The further I drove, the narrower the road became. Huge ancient trees lined both sides of the road along the banks six to seven feet high. I knew those lovely trees now showing their fall colors were also seen by my ancestors. There were a few house places, and I thought surely anyone choosing to live that far in the country must be a kindred spirit to me. Then I saw a trespassing sign in one lane and realized they might not like me as much as I liked them. Yet in my heart, I had to feel these present-day newcomers with their no-trespassing signs were the interlopers. This was MY place.

I kept going although I had no idea what I would do if I met someone else on the road only wide enough for one car. The only place I could have turned around was in one of those few house entrances. I did not want to quit before I came to the end where I knew a gate would end the road, for Martin Cave Road no longer goes on down to Sleepy Hollow where my great grandfather William Felix Grundy Martin built three-room house after the Civil War.
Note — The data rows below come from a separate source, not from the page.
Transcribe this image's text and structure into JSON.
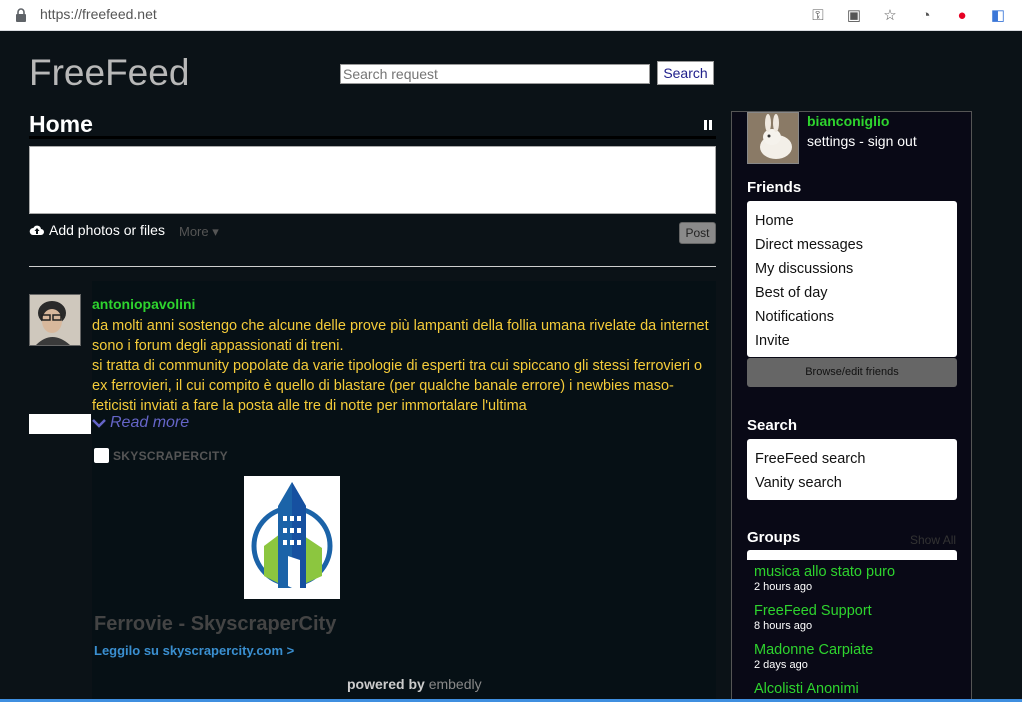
{
  "browser": {
    "url": "https://freefeed.net",
    "icons": [
      "lock-icon",
      "key-icon",
      "translate-icon",
      "star-icon",
      "speedometer-icon",
      "pinterest-icon",
      "extension-icon"
    ]
  },
  "header": {
    "logo": "FreeFeed",
    "search_placeholder": "Search request",
    "search_button": "Search"
  },
  "home": {
    "title": "Home",
    "add_photos": "Add photos or files",
    "more": "More ▾",
    "post_button": "Post"
  },
  "post": {
    "author": "antoniopavolini",
    "body_lines": [
      "da molti anni sostengo che alcune delle prove più lampanti della follia umana rivelate da internet sono i forum degli appassionati di treni.",
      "si tratta di community popolate da varie tipologie di esperti tra cui spiccano gli stessi ferrovieri o ex ferrovieri, il cui compito è quello di blastare (per qualche banale errore) i newbies maso-feticisti inviati a fare la posta alle tre di notte per immortalare l'ultima"
    ],
    "read_more": "Read more",
    "embed": {
      "site": "SKYSCRAPERCITY",
      "title": "Ferrovie - SkyscraperCity",
      "link": "Leggilo su skyscrapercity.com >",
      "powered_by": "powered by",
      "embedly": "embedly"
    }
  },
  "sidebar": {
    "username": "bianconiglio",
    "user_links": "settings - sign out",
    "friends_heading": "Friends",
    "friends_items": [
      "Home",
      "Direct messages",
      "My discussions",
      "Best of day",
      "Notifications",
      "Invite"
    ],
    "browse_button": "Browse/edit friends",
    "search_heading": "Search",
    "search_items": [
      "FreeFeed search",
      "Vanity search"
    ],
    "groups_heading": "Groups",
    "show_all": "Show All",
    "groups": [
      {
        "name": "musica allo stato puro",
        "time": "2 hours ago"
      },
      {
        "name": "FreeFeed Support",
        "time": "8 hours ago"
      },
      {
        "name": "Madonne Carpiate",
        "time": "2 days ago"
      },
      {
        "name": "Alcolisti Anonimi",
        "time": ""
      }
    ]
  }
}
I was last there when Gerald and I rode horses there during our engagement. When Aunt Meda died in 1950, I guess my great Uncle Sam lived there for while but then in his grief moved up to Mount Airy Farm. Sam left her clothes in the closet and the tools in the cave near the house, and gradually nature had its way. Gene Ward Walker bought the acreage, I believe, and later it was sold to the state. When my cousin Doug brought his son David after his high school graduation in California, they hiked down through the thick woods and heavy brambles to the remains of the old homestead and came back covered with ticks. I know of others besides myself who would love to go again, but it really is not a feat many could do.

Realizing that the edge of one part of that narrow road was washed out, I found myself saying a prayer that there would be a place to turn around at the end of the road. I was sure I could not easily drive that entire distance in reverse. No sooner had I shot up the prayer than I decided it was a lot to ask that suddenly a turn-around place be miraculously provided for me if one did not already exist. So I asked that I be able to turn around if there was such a spot at the end of the road. There was and I did, but I am convinced without the prayer I might not have succeeded because it was tight and rocky quarters at road’s end. Louisa’s narrow buggy could have made it easier than I did, but I think she was among that great host of witnesses cheering me on.

1 comment:

cattmartin said...

Hi Sue, I am interested in learning about Wm. Felix Martin's heritage and life as well. My husband is Osa Martin's son. Osa was James Wesley's son. James Wesley was Wm. Felix's son.
So you and my husband are 2nd cousins. Did you ever write a book? I would love to find out the name and get one.
It is fun researching and talking to other Martin's!